Amazingly enough, Bitcoin, known for its price volatility, has been ranging about the $3,800 price point within tight boundaries for all of 2019. Yes, it has dipped a bit and made a run over $4,200, but for this crypto heavyweight, settling into a tight trading range is, for want of a better word, peculiar. As Bitcoin hovers, all manner of opinions regarding its long-tern viability have surfaced in social media and the financial press. For Bitcoin haters like Warren Buffett, Jamie Dimon, and the rest of their Wall Street “posse”, the belief is simple – “Things will end badly.” Another set of investment gurus, however, is finding that a vast majority of their brethren believe in the inevitability of Bitcoin.
As some have already explained, the issue gets down to what is called the “store of value story” that can only gain credence as governments continue to borrow and inflate their respective money supplies:
Bitcoin’s scarcity leads to people wanting to hold it. This leads to price appreciation, which leads to others wanting to hold it. Bitcoin is the only asset on earth whose supply cannot be increased due to increased demand, making it the only asset where your holdings are not diluted. This is the store of value story, and over time the store of value story grows silently bit by bit.
Waren Buffett has never understood Bitcoin or why anyone would invest in it, but then Mr. Buffett has never professed to understand Gold, another commodity that, yes, many other investors have grown to cherish over the years as a store of value and hedge against inflation. Inevitability will always be linked to public awareness in the long run, and even though cryptocurrencies have barely been with us for a mere decade, one recent UK survey produced surprising results. 93% of those canvassed were aware of Bitcoin, although a single-digit amount actually confessed to understanding the medium. A full 20% of the survey group, however, saw Bitcoin as a long-term inevitability.
One investment insider is a good bit more optimistic. Chris Burniske, a partner with Placeholder Ventures and former head of ARK Invest’s crypto branch, recently took to Twitter to inform the world of his general findings. In his position, he comes in contact with a vast variety of investors and investment management types that freely share their thoughts on the crypto ecosphere. From his recent interactions, he has concluded:
So yes, the tech is still early and we have a long ways to go. But the way in which the ideas are lingering in peoples’ minds is a great long-term indicator for crypto.
Travis Kling, a Wall Street hotshot at TD Ameritrade and soon to be chief investment officer at Ikigai Investments, is also positive about the long-term prospects of BTC. His take on the current undercurrents: “Bitcoin will surpass everyone’s expectations and grow into a globally accepted financial framework that is decentralized, cheap, time-effective and immune to unnecessary external pressure.” He cited government ineptitude and its dependence on debt and such programs as quantitative easing as only improving upon the long-term equation for Bitcoin’s eventual ascendance.
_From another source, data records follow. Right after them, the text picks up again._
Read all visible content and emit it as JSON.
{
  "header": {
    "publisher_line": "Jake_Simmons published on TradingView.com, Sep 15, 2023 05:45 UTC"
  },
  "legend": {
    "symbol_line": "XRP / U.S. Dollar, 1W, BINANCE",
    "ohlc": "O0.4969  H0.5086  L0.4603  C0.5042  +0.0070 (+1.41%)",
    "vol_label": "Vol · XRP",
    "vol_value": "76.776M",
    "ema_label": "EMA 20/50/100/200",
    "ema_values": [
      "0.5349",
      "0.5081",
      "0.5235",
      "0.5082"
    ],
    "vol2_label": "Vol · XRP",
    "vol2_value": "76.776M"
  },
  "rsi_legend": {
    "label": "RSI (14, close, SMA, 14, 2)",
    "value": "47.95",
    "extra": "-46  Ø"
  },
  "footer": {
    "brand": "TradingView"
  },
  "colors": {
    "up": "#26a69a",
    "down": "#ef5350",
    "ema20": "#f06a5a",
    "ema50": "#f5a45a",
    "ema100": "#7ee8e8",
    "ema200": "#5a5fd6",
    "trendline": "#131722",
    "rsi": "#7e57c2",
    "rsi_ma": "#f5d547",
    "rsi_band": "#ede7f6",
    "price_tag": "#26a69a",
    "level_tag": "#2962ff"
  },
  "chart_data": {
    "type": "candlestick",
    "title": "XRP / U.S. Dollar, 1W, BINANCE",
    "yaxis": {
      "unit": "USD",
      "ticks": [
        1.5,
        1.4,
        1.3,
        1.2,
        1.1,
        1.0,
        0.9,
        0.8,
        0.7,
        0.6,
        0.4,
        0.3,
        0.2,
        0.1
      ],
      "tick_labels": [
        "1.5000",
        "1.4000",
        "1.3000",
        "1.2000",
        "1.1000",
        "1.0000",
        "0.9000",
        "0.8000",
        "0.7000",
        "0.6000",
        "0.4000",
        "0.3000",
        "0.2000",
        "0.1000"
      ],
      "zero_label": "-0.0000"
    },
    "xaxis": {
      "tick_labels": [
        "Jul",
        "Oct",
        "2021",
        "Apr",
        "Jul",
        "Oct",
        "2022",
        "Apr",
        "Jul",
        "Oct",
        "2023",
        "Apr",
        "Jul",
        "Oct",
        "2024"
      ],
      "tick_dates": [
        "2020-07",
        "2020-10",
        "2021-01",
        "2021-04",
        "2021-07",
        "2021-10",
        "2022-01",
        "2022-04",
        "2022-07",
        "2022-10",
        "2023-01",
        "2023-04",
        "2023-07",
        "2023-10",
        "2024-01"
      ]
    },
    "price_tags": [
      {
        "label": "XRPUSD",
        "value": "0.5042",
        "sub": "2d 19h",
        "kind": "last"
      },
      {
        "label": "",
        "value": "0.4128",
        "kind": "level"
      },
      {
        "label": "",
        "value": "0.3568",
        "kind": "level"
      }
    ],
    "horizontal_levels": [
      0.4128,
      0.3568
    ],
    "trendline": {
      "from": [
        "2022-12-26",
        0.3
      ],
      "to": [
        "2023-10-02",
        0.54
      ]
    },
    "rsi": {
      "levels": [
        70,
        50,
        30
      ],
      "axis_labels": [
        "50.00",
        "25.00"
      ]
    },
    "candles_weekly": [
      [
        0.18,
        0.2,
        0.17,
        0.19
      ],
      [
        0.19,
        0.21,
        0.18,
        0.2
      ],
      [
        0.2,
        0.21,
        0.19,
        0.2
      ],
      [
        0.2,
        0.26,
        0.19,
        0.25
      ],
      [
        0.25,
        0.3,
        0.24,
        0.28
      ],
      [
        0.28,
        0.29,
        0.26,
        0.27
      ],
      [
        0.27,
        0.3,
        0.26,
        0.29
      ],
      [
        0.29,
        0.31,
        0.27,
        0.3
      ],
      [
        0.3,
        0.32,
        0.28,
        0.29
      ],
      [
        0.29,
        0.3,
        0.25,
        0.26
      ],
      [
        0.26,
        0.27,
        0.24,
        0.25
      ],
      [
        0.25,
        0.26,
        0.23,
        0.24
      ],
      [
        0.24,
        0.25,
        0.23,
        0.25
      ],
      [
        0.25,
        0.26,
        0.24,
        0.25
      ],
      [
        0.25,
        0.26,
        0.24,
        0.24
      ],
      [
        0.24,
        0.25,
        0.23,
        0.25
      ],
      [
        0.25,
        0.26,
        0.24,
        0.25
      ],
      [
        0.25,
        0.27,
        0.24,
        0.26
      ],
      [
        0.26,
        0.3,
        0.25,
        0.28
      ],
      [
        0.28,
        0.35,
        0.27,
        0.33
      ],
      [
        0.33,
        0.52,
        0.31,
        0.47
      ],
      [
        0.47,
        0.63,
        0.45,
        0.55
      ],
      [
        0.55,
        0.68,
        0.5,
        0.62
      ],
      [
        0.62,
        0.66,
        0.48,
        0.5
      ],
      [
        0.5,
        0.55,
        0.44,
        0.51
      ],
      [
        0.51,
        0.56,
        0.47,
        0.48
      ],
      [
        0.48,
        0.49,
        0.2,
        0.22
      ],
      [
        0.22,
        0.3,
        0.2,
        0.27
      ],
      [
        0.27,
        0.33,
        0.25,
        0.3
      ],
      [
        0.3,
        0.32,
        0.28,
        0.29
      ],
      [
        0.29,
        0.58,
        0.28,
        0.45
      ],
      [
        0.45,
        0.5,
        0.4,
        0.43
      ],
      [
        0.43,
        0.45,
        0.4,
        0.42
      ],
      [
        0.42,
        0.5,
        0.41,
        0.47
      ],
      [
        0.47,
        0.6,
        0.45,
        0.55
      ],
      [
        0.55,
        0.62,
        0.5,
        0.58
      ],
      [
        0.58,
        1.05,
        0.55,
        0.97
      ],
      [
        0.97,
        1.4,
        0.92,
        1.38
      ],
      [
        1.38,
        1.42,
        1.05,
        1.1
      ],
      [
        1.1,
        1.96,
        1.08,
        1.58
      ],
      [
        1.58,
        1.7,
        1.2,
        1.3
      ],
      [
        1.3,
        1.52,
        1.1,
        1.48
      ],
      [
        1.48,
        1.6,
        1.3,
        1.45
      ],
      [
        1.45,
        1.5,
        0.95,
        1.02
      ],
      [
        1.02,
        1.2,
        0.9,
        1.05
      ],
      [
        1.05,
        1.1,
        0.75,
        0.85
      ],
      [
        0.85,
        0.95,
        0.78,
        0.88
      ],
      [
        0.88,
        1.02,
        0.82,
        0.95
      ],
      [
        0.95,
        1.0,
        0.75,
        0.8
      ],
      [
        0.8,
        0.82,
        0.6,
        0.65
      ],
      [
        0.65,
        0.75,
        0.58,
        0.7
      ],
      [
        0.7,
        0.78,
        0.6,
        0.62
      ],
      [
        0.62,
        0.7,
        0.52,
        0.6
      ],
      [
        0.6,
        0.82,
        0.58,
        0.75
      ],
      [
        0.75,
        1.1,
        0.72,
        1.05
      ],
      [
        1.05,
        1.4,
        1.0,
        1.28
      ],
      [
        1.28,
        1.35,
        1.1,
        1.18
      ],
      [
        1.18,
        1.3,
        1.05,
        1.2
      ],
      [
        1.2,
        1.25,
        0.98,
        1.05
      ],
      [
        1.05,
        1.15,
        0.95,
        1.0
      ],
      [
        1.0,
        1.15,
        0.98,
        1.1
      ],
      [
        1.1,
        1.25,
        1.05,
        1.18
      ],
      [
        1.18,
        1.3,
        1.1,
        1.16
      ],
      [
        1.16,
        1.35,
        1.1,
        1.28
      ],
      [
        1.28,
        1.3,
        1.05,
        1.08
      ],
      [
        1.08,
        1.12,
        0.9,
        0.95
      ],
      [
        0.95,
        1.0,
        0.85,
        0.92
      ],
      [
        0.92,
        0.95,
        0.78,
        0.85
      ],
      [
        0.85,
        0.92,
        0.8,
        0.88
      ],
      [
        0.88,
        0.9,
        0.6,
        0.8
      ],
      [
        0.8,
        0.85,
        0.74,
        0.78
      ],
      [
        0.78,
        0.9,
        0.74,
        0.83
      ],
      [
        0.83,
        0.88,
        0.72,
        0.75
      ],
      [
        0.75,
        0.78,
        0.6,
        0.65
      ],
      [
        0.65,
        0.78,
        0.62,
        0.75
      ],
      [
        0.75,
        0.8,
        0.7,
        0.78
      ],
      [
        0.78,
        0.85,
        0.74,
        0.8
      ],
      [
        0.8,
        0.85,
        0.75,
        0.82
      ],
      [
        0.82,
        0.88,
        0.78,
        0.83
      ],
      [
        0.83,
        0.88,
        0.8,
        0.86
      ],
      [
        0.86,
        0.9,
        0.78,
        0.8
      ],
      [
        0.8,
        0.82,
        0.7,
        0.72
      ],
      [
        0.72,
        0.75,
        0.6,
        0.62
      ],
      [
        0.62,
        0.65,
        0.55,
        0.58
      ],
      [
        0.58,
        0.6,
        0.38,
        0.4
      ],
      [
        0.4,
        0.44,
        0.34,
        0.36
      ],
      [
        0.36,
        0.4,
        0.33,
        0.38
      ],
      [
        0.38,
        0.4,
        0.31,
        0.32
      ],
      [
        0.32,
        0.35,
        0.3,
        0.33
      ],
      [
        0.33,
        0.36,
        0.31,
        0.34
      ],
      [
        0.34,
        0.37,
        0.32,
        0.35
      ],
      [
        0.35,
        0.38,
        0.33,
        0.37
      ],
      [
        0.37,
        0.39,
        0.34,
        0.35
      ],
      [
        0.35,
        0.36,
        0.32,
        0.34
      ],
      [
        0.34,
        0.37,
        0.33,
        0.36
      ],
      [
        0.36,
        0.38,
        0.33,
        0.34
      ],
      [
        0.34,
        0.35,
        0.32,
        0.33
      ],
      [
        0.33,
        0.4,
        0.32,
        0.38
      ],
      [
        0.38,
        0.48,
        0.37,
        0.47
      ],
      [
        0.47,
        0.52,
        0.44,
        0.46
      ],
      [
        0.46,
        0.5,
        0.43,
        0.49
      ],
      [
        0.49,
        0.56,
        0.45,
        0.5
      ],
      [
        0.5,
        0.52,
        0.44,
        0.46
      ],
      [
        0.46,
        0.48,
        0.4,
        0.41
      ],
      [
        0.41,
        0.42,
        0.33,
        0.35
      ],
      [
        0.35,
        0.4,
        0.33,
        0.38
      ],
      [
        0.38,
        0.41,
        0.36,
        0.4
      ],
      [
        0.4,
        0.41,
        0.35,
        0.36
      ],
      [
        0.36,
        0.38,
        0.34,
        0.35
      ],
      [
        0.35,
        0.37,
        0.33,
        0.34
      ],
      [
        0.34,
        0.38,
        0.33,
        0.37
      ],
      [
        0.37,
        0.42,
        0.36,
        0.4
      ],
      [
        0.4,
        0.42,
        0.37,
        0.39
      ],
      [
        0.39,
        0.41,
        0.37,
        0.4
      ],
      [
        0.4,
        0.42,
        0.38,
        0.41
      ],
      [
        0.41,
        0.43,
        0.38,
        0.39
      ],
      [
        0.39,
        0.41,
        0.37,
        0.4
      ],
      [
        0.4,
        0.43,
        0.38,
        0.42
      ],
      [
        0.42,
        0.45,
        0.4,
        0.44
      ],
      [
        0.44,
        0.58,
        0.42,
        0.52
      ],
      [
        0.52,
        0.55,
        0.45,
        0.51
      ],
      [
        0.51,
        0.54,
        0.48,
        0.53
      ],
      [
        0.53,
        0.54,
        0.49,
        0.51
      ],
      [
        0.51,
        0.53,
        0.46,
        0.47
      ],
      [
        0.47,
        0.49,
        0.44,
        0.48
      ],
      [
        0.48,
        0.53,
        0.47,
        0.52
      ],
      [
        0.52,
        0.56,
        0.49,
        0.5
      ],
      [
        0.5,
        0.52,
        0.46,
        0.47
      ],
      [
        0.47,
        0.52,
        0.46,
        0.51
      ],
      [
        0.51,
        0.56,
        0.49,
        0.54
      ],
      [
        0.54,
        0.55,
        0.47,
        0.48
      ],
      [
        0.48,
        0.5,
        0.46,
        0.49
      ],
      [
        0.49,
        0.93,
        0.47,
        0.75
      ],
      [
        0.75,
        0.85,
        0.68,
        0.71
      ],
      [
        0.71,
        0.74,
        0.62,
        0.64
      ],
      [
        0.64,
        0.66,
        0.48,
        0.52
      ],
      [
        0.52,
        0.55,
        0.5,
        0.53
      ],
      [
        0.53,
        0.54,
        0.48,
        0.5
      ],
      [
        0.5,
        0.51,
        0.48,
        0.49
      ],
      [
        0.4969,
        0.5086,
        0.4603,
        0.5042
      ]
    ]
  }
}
Lastly, Anthony Pompliano, a partner with Morgan Creek Digital, has been a Bitcoin enthusiast for years and sees an even larger role for cryptos in the future. He believes that at some point, and it may take quite a bit of time, but he sees every commodity as having a digital token form. His tweets were succinct:
Every stock, bond, currency, and commodity will be tokenized. Owning equity in infrastructure companies is ideal. Bitcoin to the moon. That’s my thesis. Never changed.